Не пошел с ней Иоська… А она из-за него столько хватила горя: искала его на базаре, плакала, ехала ночью в лесу, да еще получила такой удар по голове и теперь валяется без сил. За что ударил ее Цыган? Ведь мог бы убить! И грозился еще… Конечно, он перед ребятами хорохорится, а вообще жуткий человек, и улыбка у него какая-то волчья, и глаза как у хищника. И ругается он, как последний босяк, ни одного слова без ругани. Динка с отвращением вспоминает грубый голос Цыгана, но в этих воспоминаниях вдруг проскальзывает неожиданное мягкое выражение его лица, смущение, не свойственное ему, даже доброта… И как это он сказал? «Ты нас днем не найдешь: мы живем, как кроты, в земле». Где же они живут? В первый свой приезд она хорошо разглядела хату, там не было никаких признаков жилья… Динка потрогала голову и тихонько застонала.
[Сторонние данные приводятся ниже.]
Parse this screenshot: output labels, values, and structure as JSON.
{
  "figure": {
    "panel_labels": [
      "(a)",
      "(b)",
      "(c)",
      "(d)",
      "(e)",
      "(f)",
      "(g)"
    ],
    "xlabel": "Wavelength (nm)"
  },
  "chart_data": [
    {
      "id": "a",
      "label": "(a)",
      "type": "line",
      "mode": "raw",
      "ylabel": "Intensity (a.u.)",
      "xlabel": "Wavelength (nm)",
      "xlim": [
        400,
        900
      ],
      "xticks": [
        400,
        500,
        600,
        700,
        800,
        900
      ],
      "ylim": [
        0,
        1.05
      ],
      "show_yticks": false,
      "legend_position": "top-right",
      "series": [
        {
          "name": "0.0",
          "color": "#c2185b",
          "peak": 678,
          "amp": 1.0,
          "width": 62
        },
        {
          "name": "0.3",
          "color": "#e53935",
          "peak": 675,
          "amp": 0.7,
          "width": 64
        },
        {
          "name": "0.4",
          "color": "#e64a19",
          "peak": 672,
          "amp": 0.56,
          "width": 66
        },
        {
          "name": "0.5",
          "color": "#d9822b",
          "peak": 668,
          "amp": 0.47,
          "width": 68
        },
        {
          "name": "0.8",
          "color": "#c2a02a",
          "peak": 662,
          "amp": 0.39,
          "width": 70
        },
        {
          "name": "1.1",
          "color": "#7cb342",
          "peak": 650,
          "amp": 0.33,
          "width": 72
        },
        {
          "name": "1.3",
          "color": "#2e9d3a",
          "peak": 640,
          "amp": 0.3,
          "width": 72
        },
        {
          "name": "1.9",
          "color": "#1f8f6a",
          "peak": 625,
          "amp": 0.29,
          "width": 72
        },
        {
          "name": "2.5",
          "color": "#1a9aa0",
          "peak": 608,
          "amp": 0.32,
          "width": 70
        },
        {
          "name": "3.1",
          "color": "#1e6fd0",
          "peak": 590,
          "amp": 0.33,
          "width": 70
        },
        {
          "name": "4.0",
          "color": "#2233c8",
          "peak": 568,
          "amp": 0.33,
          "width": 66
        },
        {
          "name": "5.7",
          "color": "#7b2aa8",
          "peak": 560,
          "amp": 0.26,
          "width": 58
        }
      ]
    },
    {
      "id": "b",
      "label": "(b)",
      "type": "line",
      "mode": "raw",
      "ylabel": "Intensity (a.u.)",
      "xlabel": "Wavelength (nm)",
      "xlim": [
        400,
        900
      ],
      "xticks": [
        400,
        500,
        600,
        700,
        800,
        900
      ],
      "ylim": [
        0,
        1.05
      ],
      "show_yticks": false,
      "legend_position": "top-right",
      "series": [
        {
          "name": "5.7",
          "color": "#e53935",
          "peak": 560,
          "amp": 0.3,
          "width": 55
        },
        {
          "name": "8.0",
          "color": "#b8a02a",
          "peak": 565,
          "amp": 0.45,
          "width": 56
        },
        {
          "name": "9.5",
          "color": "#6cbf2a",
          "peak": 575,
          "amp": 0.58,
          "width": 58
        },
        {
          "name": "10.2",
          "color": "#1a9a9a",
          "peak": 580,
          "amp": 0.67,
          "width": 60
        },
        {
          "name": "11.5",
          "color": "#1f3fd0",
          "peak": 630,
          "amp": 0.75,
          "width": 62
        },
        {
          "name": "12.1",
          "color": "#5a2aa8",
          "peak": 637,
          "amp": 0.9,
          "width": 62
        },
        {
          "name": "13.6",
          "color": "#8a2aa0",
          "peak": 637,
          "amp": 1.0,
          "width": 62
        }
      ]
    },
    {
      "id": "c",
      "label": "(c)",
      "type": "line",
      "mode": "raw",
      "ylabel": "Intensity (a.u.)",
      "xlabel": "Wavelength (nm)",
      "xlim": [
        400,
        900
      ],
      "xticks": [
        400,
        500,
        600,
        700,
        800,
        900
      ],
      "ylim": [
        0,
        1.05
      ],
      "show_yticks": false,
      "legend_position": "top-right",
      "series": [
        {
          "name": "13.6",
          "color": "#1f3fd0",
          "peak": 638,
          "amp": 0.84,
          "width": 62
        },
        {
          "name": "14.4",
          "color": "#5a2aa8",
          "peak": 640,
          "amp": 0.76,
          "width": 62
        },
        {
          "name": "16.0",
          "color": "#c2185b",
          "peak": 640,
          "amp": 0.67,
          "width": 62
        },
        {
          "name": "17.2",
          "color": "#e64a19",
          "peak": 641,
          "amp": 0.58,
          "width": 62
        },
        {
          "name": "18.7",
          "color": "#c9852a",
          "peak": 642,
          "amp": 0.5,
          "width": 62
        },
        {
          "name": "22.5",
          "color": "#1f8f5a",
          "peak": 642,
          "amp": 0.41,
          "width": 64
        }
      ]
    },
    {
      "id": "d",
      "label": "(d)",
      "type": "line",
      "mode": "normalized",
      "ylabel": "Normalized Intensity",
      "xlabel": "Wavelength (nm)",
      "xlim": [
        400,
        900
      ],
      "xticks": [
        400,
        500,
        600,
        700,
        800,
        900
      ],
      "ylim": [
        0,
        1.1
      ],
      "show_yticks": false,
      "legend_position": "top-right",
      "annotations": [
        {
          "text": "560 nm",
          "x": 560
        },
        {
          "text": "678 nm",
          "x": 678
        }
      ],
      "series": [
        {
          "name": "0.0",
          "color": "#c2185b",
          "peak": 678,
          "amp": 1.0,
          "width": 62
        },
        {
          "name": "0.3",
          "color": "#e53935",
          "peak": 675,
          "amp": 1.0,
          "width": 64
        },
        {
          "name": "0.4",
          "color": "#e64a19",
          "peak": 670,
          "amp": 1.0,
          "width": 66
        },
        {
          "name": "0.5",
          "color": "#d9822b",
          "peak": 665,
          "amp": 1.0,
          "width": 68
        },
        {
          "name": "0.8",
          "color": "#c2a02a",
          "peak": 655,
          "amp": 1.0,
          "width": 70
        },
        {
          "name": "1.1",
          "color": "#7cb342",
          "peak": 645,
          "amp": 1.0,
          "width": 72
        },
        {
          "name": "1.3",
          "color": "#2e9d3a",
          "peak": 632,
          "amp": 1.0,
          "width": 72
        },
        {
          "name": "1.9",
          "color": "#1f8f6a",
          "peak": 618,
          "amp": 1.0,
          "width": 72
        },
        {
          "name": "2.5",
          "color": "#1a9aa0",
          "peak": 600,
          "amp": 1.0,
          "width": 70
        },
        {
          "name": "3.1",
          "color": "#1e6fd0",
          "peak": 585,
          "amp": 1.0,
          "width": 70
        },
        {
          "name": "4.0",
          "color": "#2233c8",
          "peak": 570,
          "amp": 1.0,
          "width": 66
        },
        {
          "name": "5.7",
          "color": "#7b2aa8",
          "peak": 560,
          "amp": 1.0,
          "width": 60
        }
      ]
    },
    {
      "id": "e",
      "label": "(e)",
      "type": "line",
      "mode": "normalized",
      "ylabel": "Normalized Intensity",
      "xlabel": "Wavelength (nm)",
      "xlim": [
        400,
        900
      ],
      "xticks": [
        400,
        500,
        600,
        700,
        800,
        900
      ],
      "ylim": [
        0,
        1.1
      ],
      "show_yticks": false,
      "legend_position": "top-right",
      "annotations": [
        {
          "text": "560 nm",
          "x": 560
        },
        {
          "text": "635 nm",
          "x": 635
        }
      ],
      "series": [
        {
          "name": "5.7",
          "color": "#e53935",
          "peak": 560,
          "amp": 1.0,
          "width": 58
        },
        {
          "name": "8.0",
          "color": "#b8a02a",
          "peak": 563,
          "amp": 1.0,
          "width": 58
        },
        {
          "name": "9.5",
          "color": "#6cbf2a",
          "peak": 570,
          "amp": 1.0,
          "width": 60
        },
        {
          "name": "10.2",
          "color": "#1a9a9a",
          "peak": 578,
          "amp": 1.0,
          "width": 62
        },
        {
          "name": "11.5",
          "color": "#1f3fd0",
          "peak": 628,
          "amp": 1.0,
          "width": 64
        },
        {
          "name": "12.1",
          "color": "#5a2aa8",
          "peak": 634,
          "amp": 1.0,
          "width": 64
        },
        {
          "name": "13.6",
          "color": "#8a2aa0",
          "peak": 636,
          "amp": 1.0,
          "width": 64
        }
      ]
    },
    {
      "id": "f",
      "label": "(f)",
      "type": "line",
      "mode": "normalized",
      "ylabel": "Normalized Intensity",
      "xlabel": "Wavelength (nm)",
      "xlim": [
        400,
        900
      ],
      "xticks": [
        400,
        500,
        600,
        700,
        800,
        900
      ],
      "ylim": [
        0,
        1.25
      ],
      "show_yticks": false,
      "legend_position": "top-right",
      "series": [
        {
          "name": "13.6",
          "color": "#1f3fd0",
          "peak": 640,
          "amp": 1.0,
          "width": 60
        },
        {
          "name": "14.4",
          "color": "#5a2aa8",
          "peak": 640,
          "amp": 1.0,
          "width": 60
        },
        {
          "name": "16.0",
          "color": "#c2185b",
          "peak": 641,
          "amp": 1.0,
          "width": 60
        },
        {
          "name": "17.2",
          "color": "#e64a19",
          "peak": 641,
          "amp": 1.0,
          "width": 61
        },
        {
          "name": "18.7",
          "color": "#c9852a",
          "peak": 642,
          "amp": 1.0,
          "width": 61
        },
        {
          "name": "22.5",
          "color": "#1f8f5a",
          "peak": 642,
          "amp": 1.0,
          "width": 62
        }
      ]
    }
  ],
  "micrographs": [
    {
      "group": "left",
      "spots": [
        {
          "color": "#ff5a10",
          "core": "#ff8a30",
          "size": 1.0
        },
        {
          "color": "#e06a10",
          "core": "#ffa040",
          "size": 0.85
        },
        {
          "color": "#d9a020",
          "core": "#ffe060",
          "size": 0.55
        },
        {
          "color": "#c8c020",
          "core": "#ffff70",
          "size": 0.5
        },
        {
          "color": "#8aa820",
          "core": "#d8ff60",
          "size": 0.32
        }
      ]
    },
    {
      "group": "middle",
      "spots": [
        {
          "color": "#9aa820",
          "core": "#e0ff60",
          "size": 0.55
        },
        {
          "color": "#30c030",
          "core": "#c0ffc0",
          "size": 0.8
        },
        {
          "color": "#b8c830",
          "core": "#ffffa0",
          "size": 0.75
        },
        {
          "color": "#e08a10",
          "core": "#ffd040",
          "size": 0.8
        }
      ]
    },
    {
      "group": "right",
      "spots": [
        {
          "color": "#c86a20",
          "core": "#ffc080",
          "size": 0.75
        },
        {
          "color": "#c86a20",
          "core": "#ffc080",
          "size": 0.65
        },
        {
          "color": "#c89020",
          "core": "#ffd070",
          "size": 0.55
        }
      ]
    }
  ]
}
«Черт с ними, пусть живут где хотят! Я не пойду туда больше, видеть не могу этого черного Жука! Тем более, что Иоська жив… Я исполнила свое обещание, нашла его!.. Но как нашла? Среди босяков, базарных воришек, а может, еще и хуже… — Динка вспомнила Катрю и снова заволновалась. — Конечно, если по-настоящему честно выполнить свое обещание, то я должна бы вырвать у этого Жука мальчишку, учить его, воспитывать. Но кого я могу воспитывать? Я сама-то никак не воспитаюсь как следует. А сколько со мной мучилась мама… Да и станет ли меня слушаться Иоська? А ведь я была однажды учительницей, — вдруг вспомнила Динка и, придерживая рукой больную голову, засмеялась. — Сколько мне было тогда лет? Одиннадцать? Двенадцать? Леня был уже в седьмом классе, кажется».

Динка вспомнила, как мама каждый день выдавала им, всем троим, и Лене по три копейки на завтрак в гимназии. Эти копейки Леня никогда не тратил на себя, а в субботу, собрав их за неделю, выдавал Динке. Она называла это «получкой» и тайну этих получек строго хранила от всех, хорошо понимая, что если узнает мама или хотя бы Мышка, то ей не поздоровится. Динка была отчаянной лакомкой и очень любила угощать своих подруг. Каждую субботу, получив от Лени «получку», она приглашала двух-трех девочек в кондитерскую Клименко, которая славилась свежими тянучками. Ходила туда Динка и одна. Кондитерская была маленькая, дверь из нее вела в жилые комнаты, где проживал сам Клименко с женой и восьмилетним сыном Колькой. Клименко был толстый, добродушный человек, он сам делал тянучки и выносил их в лавку на большом противне. Когда он шел с противнем в своем сером фартуке, мясистые щеки его тряслись и противень одним концом крепко упирался в живот, а жена, худенькая, с жидким пучком волос на затылке, бежала рядом, приговаривая: «Упирай в живот, Федя, упирай в живот, а то сронишь на пол!»

Иногда за стеной поднимался невероятный шум: это супруги гонялись за своим Колькой, который вдруг появлялся из комнаты и с грохотом тащил по полу привязанный за веревку противень. Тянучки были свежие, мягкие, они сбивались в кучу, и супруги чуть не плакали. Один раз Динка вырвала у мальчишки веревку и, облокотившись на прилавок, спросила:

— Неужели вы не можете справиться с вашим Колькой?

Супруги, перебивая друг друга и вытирая обильный пот, катившийся по их лицам, стали жаловаться, что Колька никого не слушает, что ему надо учиться читать и писать, что они уже брали на дом учительницу, но Колька залезал под стол и щипал ее за ноги.

— Какой же человек будет это терпеть? Она, конечно, неделю походила и отказалась, — со вздохом сказал Клименко.